Solberg calls on Russia to respect other nations’ borders
Norway's Prime Minister Erna Solberg speaking to reporters at the town square in Kirkenes at the 70th anniversary of the Red Army's liberation of Finnmark from Nazi-German occupation.(Photo: Thomas Nilsen)
Norway’s Prime Minister says it is important to thank Russia for their liberation of Finnmark 70 years ago, but calls on Moscow to respect international law today.
Erna Solberg was sitting near to Russia’s Foreign Minister Sergey Lavrov as the official ceremony marking the 70th anniversary of the Red Army’s liberation of Finnmark took place at the town square in Kirkenes Saturday.
Speaking to press after Norway’s King Harald had laid wreaths at the monument to the mothers and children during the war, Solberg gave a clear message to Russia when asked about the current tense relations.
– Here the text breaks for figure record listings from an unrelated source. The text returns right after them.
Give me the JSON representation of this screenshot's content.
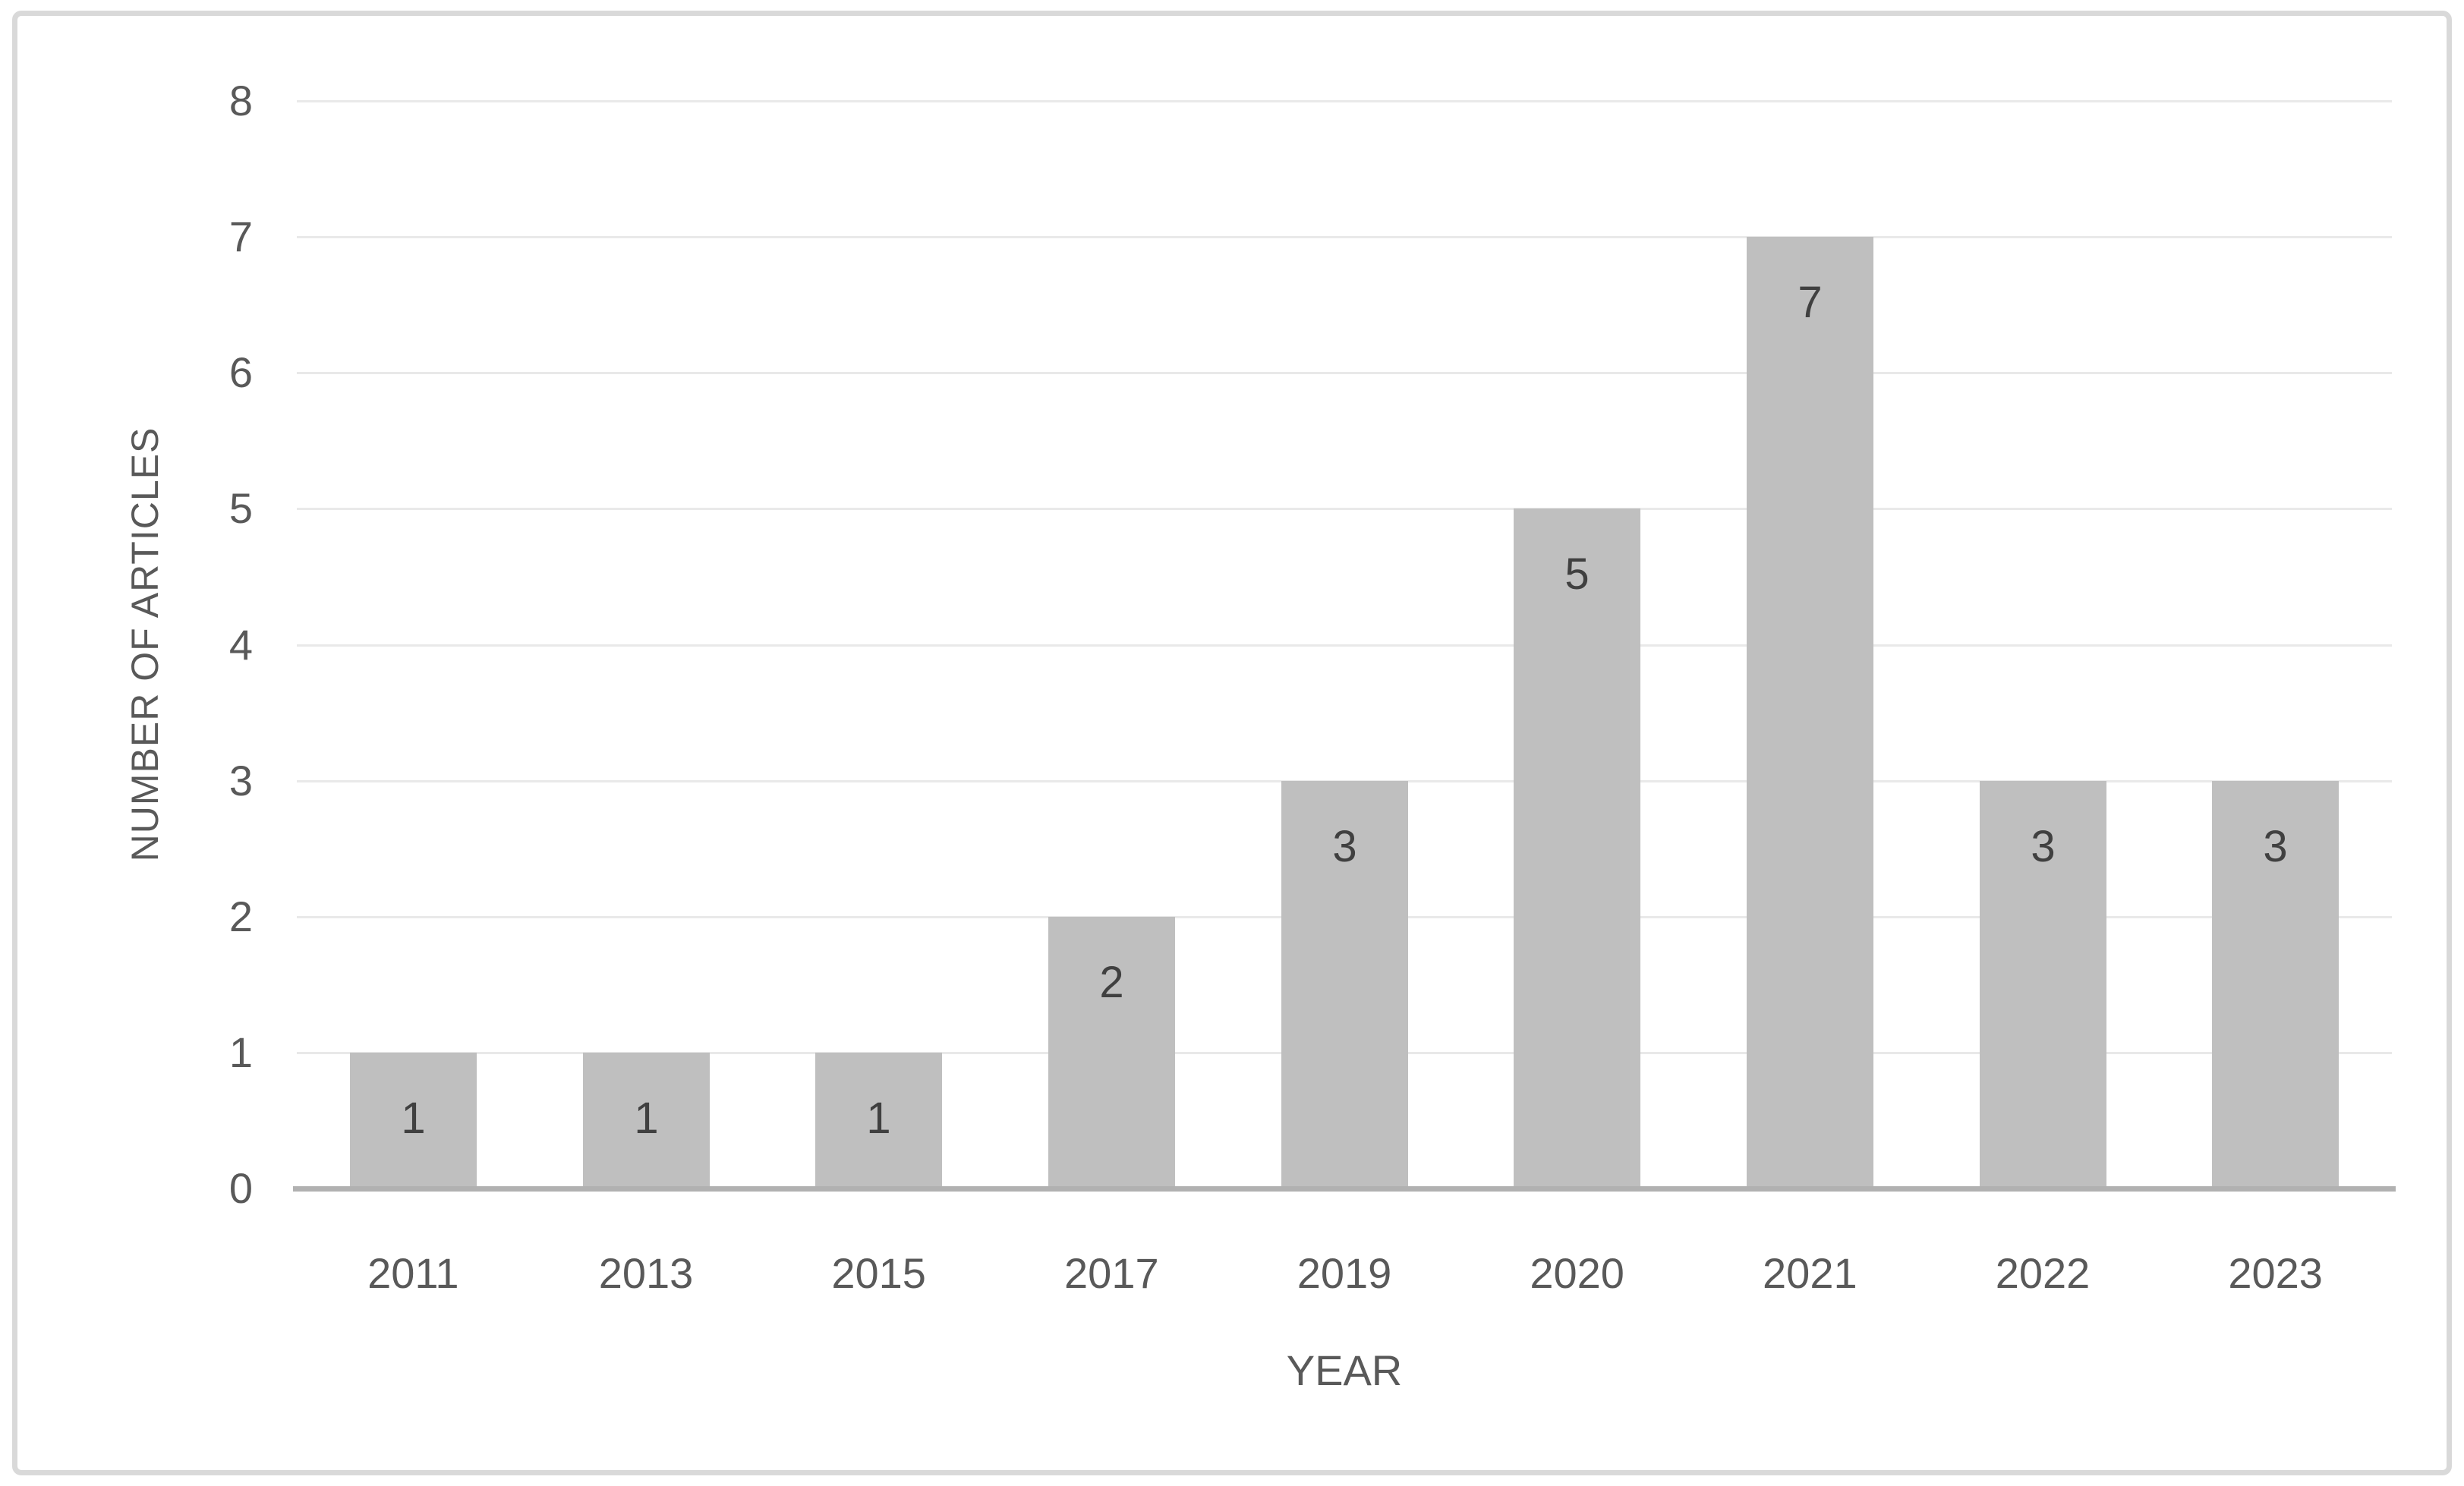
{
  "chart_data": {
    "type": "bar",
    "title": "",
    "xlabel": "YEAR",
    "ylabel": "NUMBER OF ARTICLES",
    "categories": [
      "2011",
      "2013",
      "2015",
      "2017",
      "2019",
      "2020",
      "2021",
      "2022",
      "2023"
    ],
    "values": [
      1,
      1,
      1,
      2,
      3,
      5,
      7,
      3,
      3
    ],
    "series_name": "Number of articles",
    "ylim": [
      0,
      8
    ],
    "yticks": [
      0,
      1,
      2,
      3,
      4,
      5,
      6,
      7,
      8
    ],
    "grid": "horizontal",
    "legend_position": "none",
    "data_label_position": "inside-end",
    "colors": {
      "bar_fill": "#BFBFBF",
      "data_label": "#404040",
      "tick_label": "#595959",
      "axis_title": "#595959",
      "gridline": "#E9E9E9",
      "axis_line": "#B1B1B1",
      "frame_border": "#D9D9D9",
      "background": "#FFFFFF"
    }
  }
}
”We don’t have a need to improve the relations to Russia, it is Russia that has a need to improve its relation to the rest of the world. That is actually a step they have to take,” Solberg said.
The Prime Minister, however, highlighted that this anniversary is not a meeting place for conflict, but for expressing gratitude to Norway’s neighbour in the northeast.
“It is not difficult to thank for what happened 70 years ago. At that time, the Soviet Union and most of our international friends in war with Nazi-Germany.”
In his speech, Norway’s King Harald expressed a strong “thank you” for the Red Army’s liberation of Finnmark. “We will never forget what the Soviet people did so that the bells half a year later could call across all of Europe, proclaiming that the sufferings of war were over, and that peace again could descend over our continent,” the King said with emotions.
Erna Solberg said to reporters it is important to learn from history.
“A Europe in conflict as it was 70 years ago is something we should lay behind us. The destiny for people is the same today; war and conflict harms mostly the civilian population,” Solberg said with a clear message to what happens in Eastern Ukraine.
“Russia must follow up the peace plan and we must see changes from the Russia side.”
Asked about how to restore good relations between Norway and Russia, Prime Minister Solberg called on Russia to change course:
“It is important for us to return to good relations, relations that now are partly suspended because of Russia’s own behaviors,” Solberg said.
“Russia must abstain from giving more support to the separatist movement and the rebels in parts of Ukraine.”
Norway has frozen military cooperation and top political meetings with Russia after Russia’s annexation of Crimea and Moscow’s support to Pro-Russian forces in Eastern Ukraine. Norway has also imposed the same set of sanctions against Russia as the European Union because of Moscow’s violation of international law.